Dans la foulée, le chef du parti suprémaciste juif Otzma Yehudit (« Puissance juive » en hébreu) tient à préciser qu’il a autorisé les anti-LGBT à manifester. « Au nom de la liberté d’expression », lance-t-il sans broncher. On est à une rue d’un rassemblement d’une trentaine de personnes venues protester contre « la parade de l’abomination ». Au-delà des pancartes homophobes, le slogan du jour est ciblé : haro sur le mariage pour tous et la politique libérale en matière de procréation pour les couples homosexuels : « Un père et une mère, c’est ça une famille. »
Ironie de l’histoire, c’est le même Itamar Ben-Gvir que l’on trouvait, il n’y a pas si longtemps, du côté des anti Gay Pride. Non loin du défilé, il était le chef d’orchestre de la protestation en compagnie de son très proche ami politique, Bentzi Gopstein, fondateur et président de Lehava, une association opposée à la coexistence judéo-arabe et anti-LGBT.
Homophobe décomplexé
Il faut dire que son combat homophobe ne date pas d’hier. En 2006, il avait organisé, avec son alter ego d’aujourd’hui Bezalel Smotrich, la « Parade des bestiaux ». En compagnie d’ânes et de chèvres, des centaines d’ultraorthodoxes et d’activistes d’extrême droite avaient défilé à Jérusalem contre la Gay Pride programmée le lendemain.
Parmi les banderoles et pancartes brandies : « L’impureté, ça suffit ! » À plusieurs reprises, Ben-Gvir, avocat de profession, demandera aux tribunaux d’annuler le défilé LGBT et ira jusqu’à représenter Michael Schlisser – le frère du meurtrier de Shira Banki – arrêté en 2016, soupçonné d’avoir planifié un attentat.

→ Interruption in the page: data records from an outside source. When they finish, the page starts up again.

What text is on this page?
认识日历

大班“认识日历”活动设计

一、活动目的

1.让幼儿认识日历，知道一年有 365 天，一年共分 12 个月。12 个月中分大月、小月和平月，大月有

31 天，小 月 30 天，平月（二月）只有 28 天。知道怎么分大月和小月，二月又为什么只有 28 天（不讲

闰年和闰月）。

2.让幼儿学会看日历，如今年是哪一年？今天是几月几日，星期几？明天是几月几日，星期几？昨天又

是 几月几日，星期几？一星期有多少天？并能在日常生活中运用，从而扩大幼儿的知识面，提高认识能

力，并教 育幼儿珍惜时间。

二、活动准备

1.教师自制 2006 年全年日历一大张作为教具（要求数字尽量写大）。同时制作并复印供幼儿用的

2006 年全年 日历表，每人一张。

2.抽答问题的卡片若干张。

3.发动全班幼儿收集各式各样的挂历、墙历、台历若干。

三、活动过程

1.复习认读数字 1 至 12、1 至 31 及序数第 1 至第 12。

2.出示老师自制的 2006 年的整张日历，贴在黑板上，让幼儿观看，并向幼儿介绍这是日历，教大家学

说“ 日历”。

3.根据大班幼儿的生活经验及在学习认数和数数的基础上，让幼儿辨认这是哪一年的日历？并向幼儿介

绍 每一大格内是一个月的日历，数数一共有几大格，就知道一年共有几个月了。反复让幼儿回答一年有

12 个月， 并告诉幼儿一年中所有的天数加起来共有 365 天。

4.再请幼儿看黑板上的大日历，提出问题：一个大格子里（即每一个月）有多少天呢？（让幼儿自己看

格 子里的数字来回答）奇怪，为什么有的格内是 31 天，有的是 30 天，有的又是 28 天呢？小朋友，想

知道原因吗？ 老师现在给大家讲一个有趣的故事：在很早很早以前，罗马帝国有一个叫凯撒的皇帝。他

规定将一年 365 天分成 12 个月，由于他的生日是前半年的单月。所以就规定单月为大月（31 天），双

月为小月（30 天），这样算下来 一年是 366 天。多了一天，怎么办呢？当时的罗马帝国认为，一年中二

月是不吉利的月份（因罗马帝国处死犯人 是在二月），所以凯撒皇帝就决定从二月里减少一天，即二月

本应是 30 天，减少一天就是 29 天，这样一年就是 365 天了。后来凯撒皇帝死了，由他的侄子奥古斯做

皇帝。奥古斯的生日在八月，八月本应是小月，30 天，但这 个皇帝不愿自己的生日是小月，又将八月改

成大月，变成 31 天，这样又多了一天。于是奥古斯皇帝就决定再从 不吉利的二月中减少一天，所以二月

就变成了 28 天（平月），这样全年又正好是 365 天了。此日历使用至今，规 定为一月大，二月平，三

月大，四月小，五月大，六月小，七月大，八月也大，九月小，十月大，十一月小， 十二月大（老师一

Mais Itamar Ben-Gvir n’est pas qu’un homophobe décomplexé. Il est avant tout le chef de file des Kahanistes en Israël. Ceux qui portent haut et fort l’héritage de Meïr Kahana, le rabbin fondateur de Kach, un parti qui prônait l’expulsion des Arabes israéliens vers la Jordanie et un État d’Israël redevenu un royaume régi par la Halakha, la loi religieuse juive.
Né en 1976 à Mevasseret Tsion, une banlieue aisée près de Jérusalem, il grandit dans une famille laïque d’immigrants juifs irako-kurdes, plutôt de droite mais où on lit le quotidien indépendant Haaretz. Une vie de famille bourgeoise d’où semble exclu tout fanatisme. Mais le jeune Itamar voit les choses autrement. Dès l’adolescence, à la pratique religieuse désormais déclarée, il ajoute le soutien aux idées d’extrême droite.
Très vite, il rejoint le mouvement de jeunesse affilié à Kach qui, désigné comme organisation terroriste, sera mis hors la loi par le gouvernement israélien. Tout cela n’arrête pas le jeune Itamar, qui, devenu le coordinateur de la jeunesse kahaniste, multiplie les actions d’extrême droite. Au point qu’à l’âge de 18 ans, l’armée refusera son incorporation, au motif de son extrémisme politique.
Rhétorique simpliste
Sans surprise, on le retrouve dans les manifestations contre les accords d’Oslo. En 1995, quelques semaines avant l’assassinat du Premier ministre Yitzhak Rabin, c’est son premier moment de « gloire » médiatique. Il est en direct à la télévision. Alors qu’il brandit fièrement l’ornement de capot de la Cadillac du chef du gouvernement qu’il vient de voler, il lance : « Nous sommes arrivés jusqu’à sa voiture, nous arriverons jusqu’à lui… »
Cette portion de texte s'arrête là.